It’s Sunday, and I Spent Most of Today Combobulating
Mostly, we humans don’t spend enough time doing that, instead, running around in a constant state of discombobulation.
It’s easy to fall into that trap, particularly if you pay attention to what’s going on in the world. That’s what I write about, and so I am expected to keep a wary, if watery, eye focused on the ball, in hope of not missing the current-events equivalent of a ground ball between the legs of the infielder.
Forgive the baseball metaphor, but discombobulation surrounds us in our daily lives.
Someone left the car door ajar one night, not long ago, and the overhead light ran the battery down, while I was already late for an appointment.
COP 30, our probable last cop-out at saving ourselves environmentally, is about to meet in Belém, Brazil, celebrating three decades of picking our noses, while superstorms rage, forests burn and oceans heat. The world is in a state of muddleheadedness at the moment, as wars rage in at least two genocides. Combobulation is surely required at the moment, on the part of those who hold the reins of all these charging horses.
But no.
In the middle of all that, Billie Eilish is being attacked on social media for giving $millions to feed the world, while challenging $billionaire ‘shorties’ (Bezos and Zuck are both 5ft 7in) to do the same. She is under attack on social media, while my rent is overdue. Yours may be as well in these unsettled economic times.
It’s enough to send one for a lie-down, and that’s where I have gone.

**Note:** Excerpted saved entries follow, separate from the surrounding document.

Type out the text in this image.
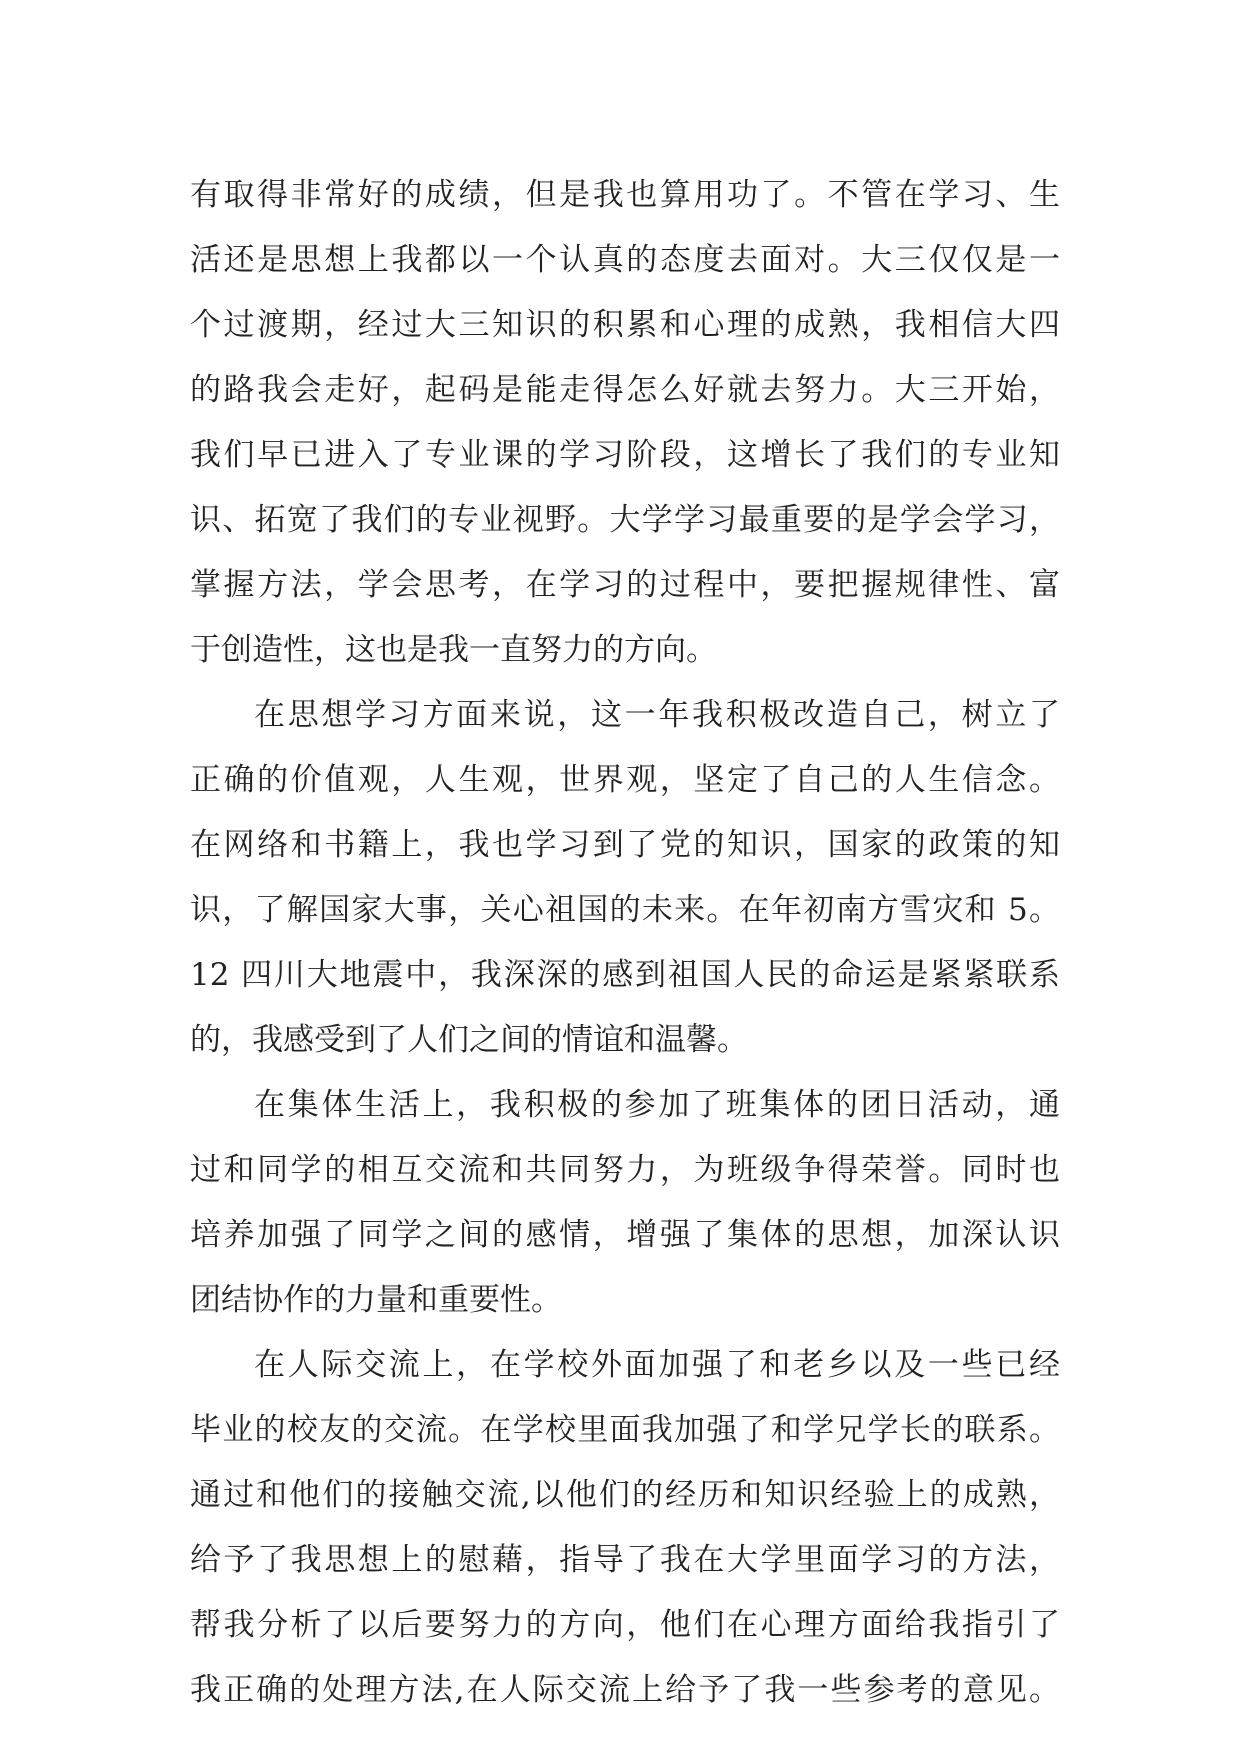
有取得非常好的成绩，但是我也算用功了。不管在学习、生
活还是思想上我都以一个认真的态度去面对。大三仅仅是一
个过渡期，经过大三知识的积累和心理的成熟，我相信大四
的路我会走好，起码是能走得怎么好就去努力。大三开始，
我们早已进入了专业课的学习阶段，这增长了我们的专业知
识、拓宽了我们的专业视野。大学学习最重要的是学会学习，
掌握方法，学会思考，在学习的过程中，要把握规律性、富
于创造性，这也是我一直努力的方向。
在思想学习方面来说，这一年我积极改造自己，树立了
正确的价值观，人生观，世界观，坚定了自己的人生信念。
在网络和书籍上，我也学习到了党的知识，国家的政策的知
识，了解国家大事，关心祖国的未来。在年初南方雪灾和 5。
12 四川大地震中，我深深的感到祖国人民的命运是紧紧联系
的，我感受到了人们之间的情谊和温馨。
在集体生活上，我积极的参加了班集体的团日活动，通
过和同学的相互交流和共同努力，为班级争得荣誉。同时也
培养加强了同学之间的感情，增强了集体的思想，加深认识
团结协作的力量和重要性。
在人际交流上，在学校外面加强了和老乡以及一些已经
毕业的校友的交流。在学校里面我加强了和学兄学长的联系。
通过和他们的接触交流,以他们的经历和知识经验上的成熟，
给予了我思想上的慰藉，指导了我在大学里面学习的方法，
帮我分析了以后要努力的方向，他们在心理方面给我指引了
我正确的处理方法,在人际交流上给予了我一些参考的意见。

Liedowns are a great generator of combobulation and I try to be reasonably creative in my life, having spent the first half of it as a landscape architect, the second as a writer. But all that mental concentration takes downtime, requiring hours and sometimes entire days gazing at a fire in the fireplace, or clouds drifting, in order to avoid discombobulation.

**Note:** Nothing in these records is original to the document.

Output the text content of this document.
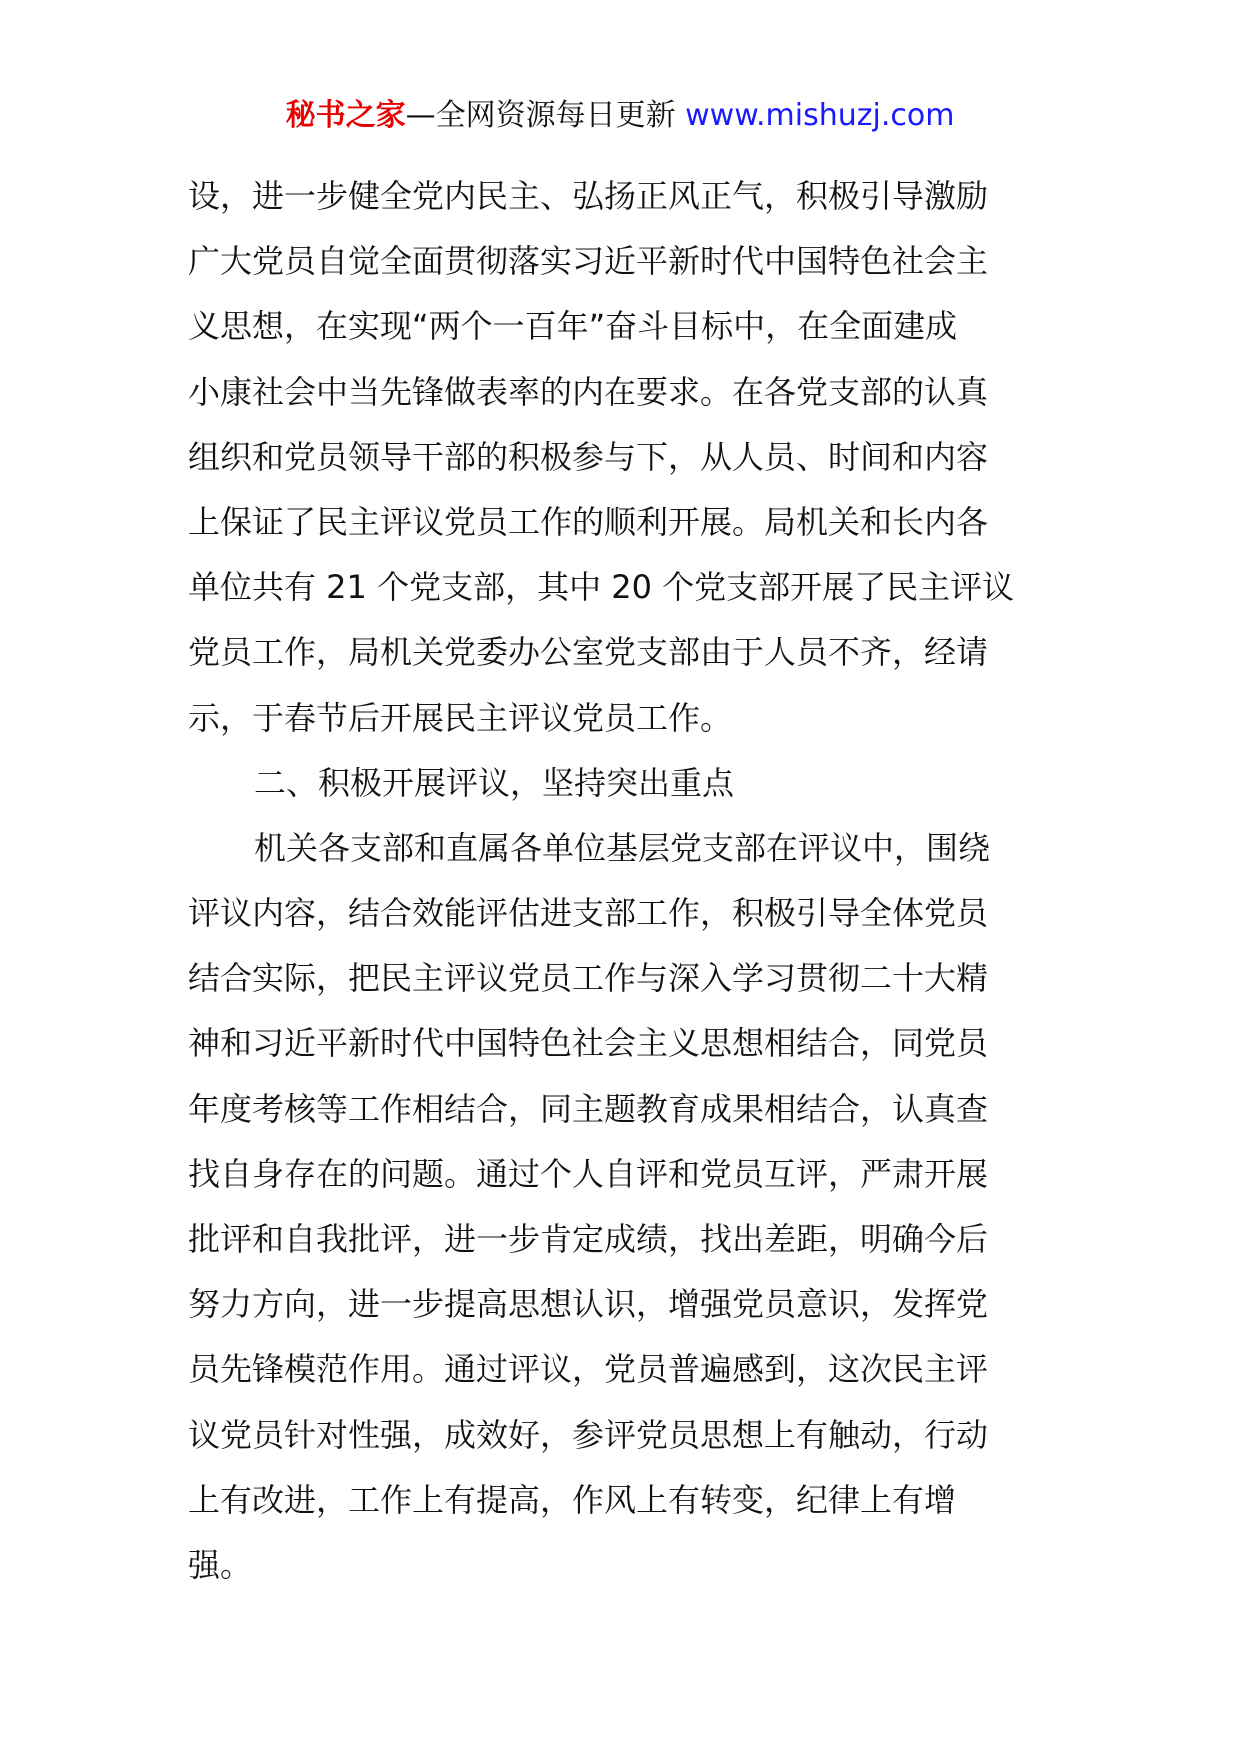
秘书之家—全网资源每日更新 www.mishuzj.com
设，进一步健全党内民主、弘扬正风正气，积极引导激励
广大党员自觉全面贯彻落实习近平新时代中国特色社会主
义思想，在实现“两个一百年”奋斗目标中，在全面建成
小康社会中当先锋做表率的内在要求。在各党支部的认真
组织和党员领导干部的积极参与下，从人员、时间和内容
上保证了民主评议党员工作的顺利开展。局机关和长内各
单位共有 21 个党支部，其中 20 个党支部开展了民主评议
党员工作，局机关党委办公室党支部由于人员不齐，经请
示，于春节后开展民主评议党员工作。
二、积极开展评议，坚持突出重点
机关各支部和直属各单位基层党支部在评议中，围绕
评议内容，结合效能评估进支部工作，积极引导全体党员
结合实际，把民主评议党员工作与深入学习贯彻二十大精
神和习近平新时代中国特色社会主义思想相结合，同党员
年度考核等工作相结合，同主题教育成果相结合，认真查
找自身存在的问题。通过个人自评和党员互评，严肃开展
批评和自我批评，进一步肯定成绩，找出差距，明确今后
努力方向，进一步提高思想认识，增强党员意识，发挥党
员先锋模范作用。通过评议，党员普遍感到，这次民主评
议党员针对性强，成效好，参评党员思想上有触动，行动
上有改进，工作上有提高，作风上有转变，纪律上有增
强。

Picasso once said that ‘all children are born artists, only to have creativity beaten out of them by life’ (or words to that effect). He also claimed that ‘action is the foundational key to all success.’ Unlike the great man, I still require quiet, sensory time.
We’re all different, and I respect that, but I sometimes wonder if the world leaders, who seem to get us in such trouble, are spending enough time combobulating.
The politics of war, starvation, genocide and billionaires are all, to my mind, inversions of creativity. They are, none of them, accidents and seldom occur in the natural world.
Squirrels do not raise oak trees, they are sufficiently rewarded merely to live among them. Buffalo do not make war among buffalo. Sheep do not secretively plan battles against wolves, no matter the Far Side cartoons.
Kurt Vonnegut claims ‘our big brains are killing us,’ and he may be right.
Yet, having climbed out of the wreckage of a fire-bombed Dresden, he wrote Slaughterhouse Five, all the evidence required to refute the accusation. Those same, or similar, big brains enabled Picasso, Zaha Hadid, Thomas Jefferson and Einstein. Our current president proves that a big ego is no substitute for a big brain, no matter its lethality.
So, Vonnegut may have misspoken.
Rolling over on the sofa, to ease my back, I wonder at the reality of not being able to hold my own at chess against my otherwise wonderful neighbor here at the summer house. Last year he held an 83-22 advantage and, so far this year, despite my efforts to learn, we are 75-18. I’m better than that, but I’m also a better writer than my book sales would attest. Closing games in chess are my weakness, and marketing fails my attention selling my books.
These are things I ponder in all or part of the ten decades I’ve wandered through, and gazed upon, my small portion of the planet.
I’m interested in how (or if) you combobulate on Sundays, or at all.
Like chicken soup, it might not help, but it wouldn’t hurt.